In his ruling, Cooper wrote: “The Kennedy Center’s organic statute makes crystal clear that the Center is to be named for President Kennedy, and it cannot bear any other formal name or public memorial based on the Board’s unilateral say-so.” He continued: “Congress gave the Kennedy Center its name, and only Congress can change it.”
This is, at bottom, a legal authority dispute with cultural heat around it. The question is not whether adding Trump’s name was wise or offensive or celebratory. The question is who has the power to do it.
What the order requires
The ruling does not just declare the attempted renaming unlawful. It directs corrective steps.
- The administration must take down all physical signage bearing Trump’s name.
- Official materials must eliminate references to a “Trump-Kennedy Center.”
How it started
Trump’s name was added to the venue last December following a unanimous decision by the Kennedy Center Board of Trustees, which voted to rename it the “Trump-Kennedy Center.”
In February 2025, Trump was elected chairman of the board after removing 18 trustees who had been appointed by former President Joe Biden.

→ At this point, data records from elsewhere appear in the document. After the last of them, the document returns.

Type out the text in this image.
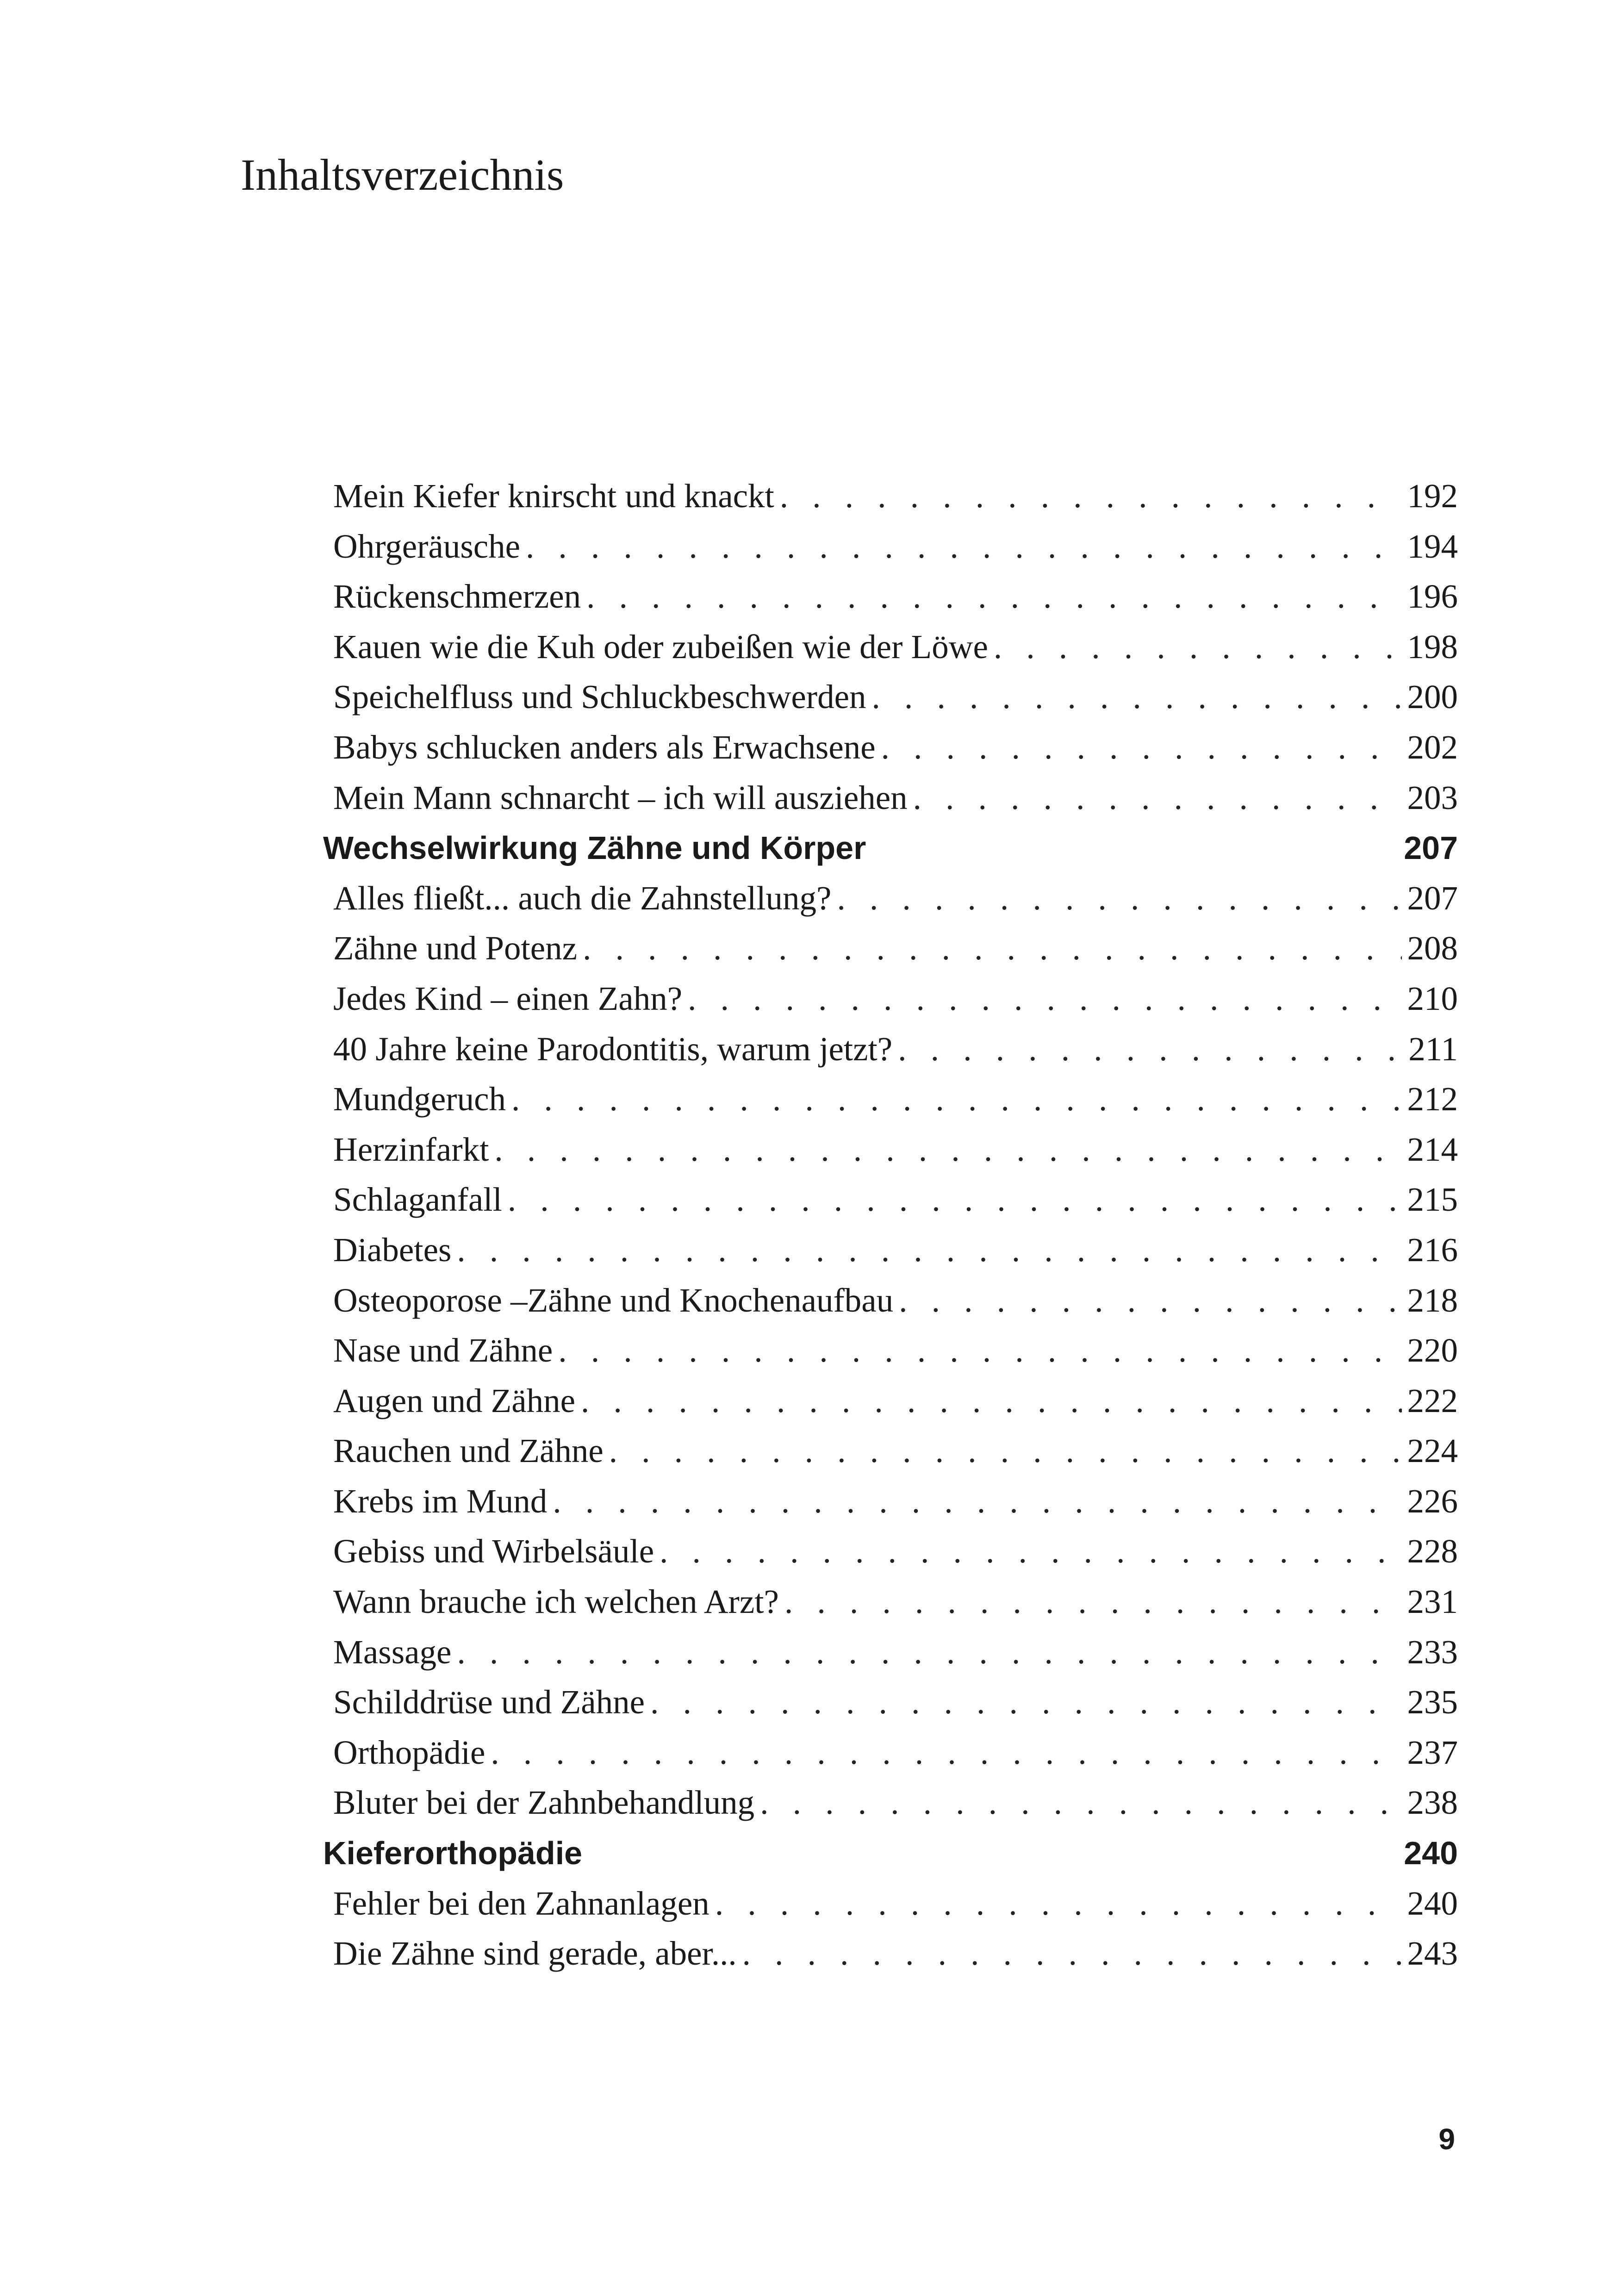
Inhaltsverzeichnis
Mein Kiefer knirscht und knackt . . .	192
Ohrgeräusche . . .	194
Rückenschmerzen . . .	196
Kauen wie die Kuh oder zubeißen wie der Löwe . . .	198
Speichelfluss und Schluckbeschwerden . . .	200
Babys schlucken anders als Erwachsene . . .	202
Mein Mann schnarcht – ich will ausziehen . . .	203
Wechselwirkung Zähne und Körper	207
Alles fließt... auch die Zahnstellung? . . .	207
Zähne und Potenz . . .	208
Jedes Kind – einen Zahn? . . .	210
40 Jahre keine Parodontitis, warum jetzt? . . .	211
Mundgeruch . . .	212
Herzinfarkt . . .	214
Schlaganfall . . .	215
Diabetes . . .	216
Osteoporose –Zähne und Knochenaufbau . . .	218
Nase und Zähne . . .	220
Augen und Zähne . . .	222
Rauchen und Zähne . . .	224
Krebs im Mund . . .	226
Gebiss und Wirbelsäule . . .	228
Wann brauche ich welchen Arzt? . . .	231
Massage . . .	233
Schilddrüse und Zähne . . .	235
Orthopädie . . .	237
Bluter bei der Zahnbehandlung . . .	238
Kieferorthopädie	240
Fehler bei den Zahnanlagen . . .	240
Die Zähne sind gerade, aber... . . .	243
9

The lawsuit that produced Friday’s decision was filed by Rep. Joyce Beatty of Ohio, a Democrat who serves as an ex officio member of the board. The White House did not immediately respond to a request for comment.
Why the statute matters
If you want a civics lesson in miniature, look at the judge’s emphasis on the Center’s “organic statute.” In Washington, “organic” does not mean natural. It means foundational, the law that brings an institution into existence, defines its powers, and sets its limits.
Read that way, the fight is not really about taste. It is about delegated authority. Boards and executive branch actors can only do what the law empowers them to do, even when they control the day-to-day operations.
Cooper’s decision treats the Kennedy Center’s name as a legal designation Congress set, not a discretionary label that can be swapped by internal vote when politics change.
Beatty reacts
Beatty praised the ruling and framed it as a rule-of-law victory. In a statement, she said: “Today’s ruling rightly affirms that this administration’s efforts to rename and close the Center have no basis in law.”
She added: “The Kennedy Center is an institution that belongs to the American people, not to Donald Trump. He has desecrated this sacred memorial for his own vanity. I am proud to have fought for the rule of law and to protect this sacred institution.”
What comes next
Friday’s decision is not the end of the legal story. Cooper noted that related litigation involving the Kennedy Center remains ongoing and that appeals are likely.
He previously denied a request for a preliminary injunction filed by a preservation group seeking to block a planned two-year closure of the Kennedy Center for a rehabilitation project. Both cases will continue to be litigated.
The bigger point
Americans tend to treat names on public buildings as symbolism. They are that. But in federal law, names can also be governance, because the power to name can be the power to define what an institution is and who controls it.
If the Kennedy Center’s formal name is going to change, Cooper’s ruling says it has to happen through Congress. Not because Congress is always right, but because Congress is the branch that makes the law in the first place.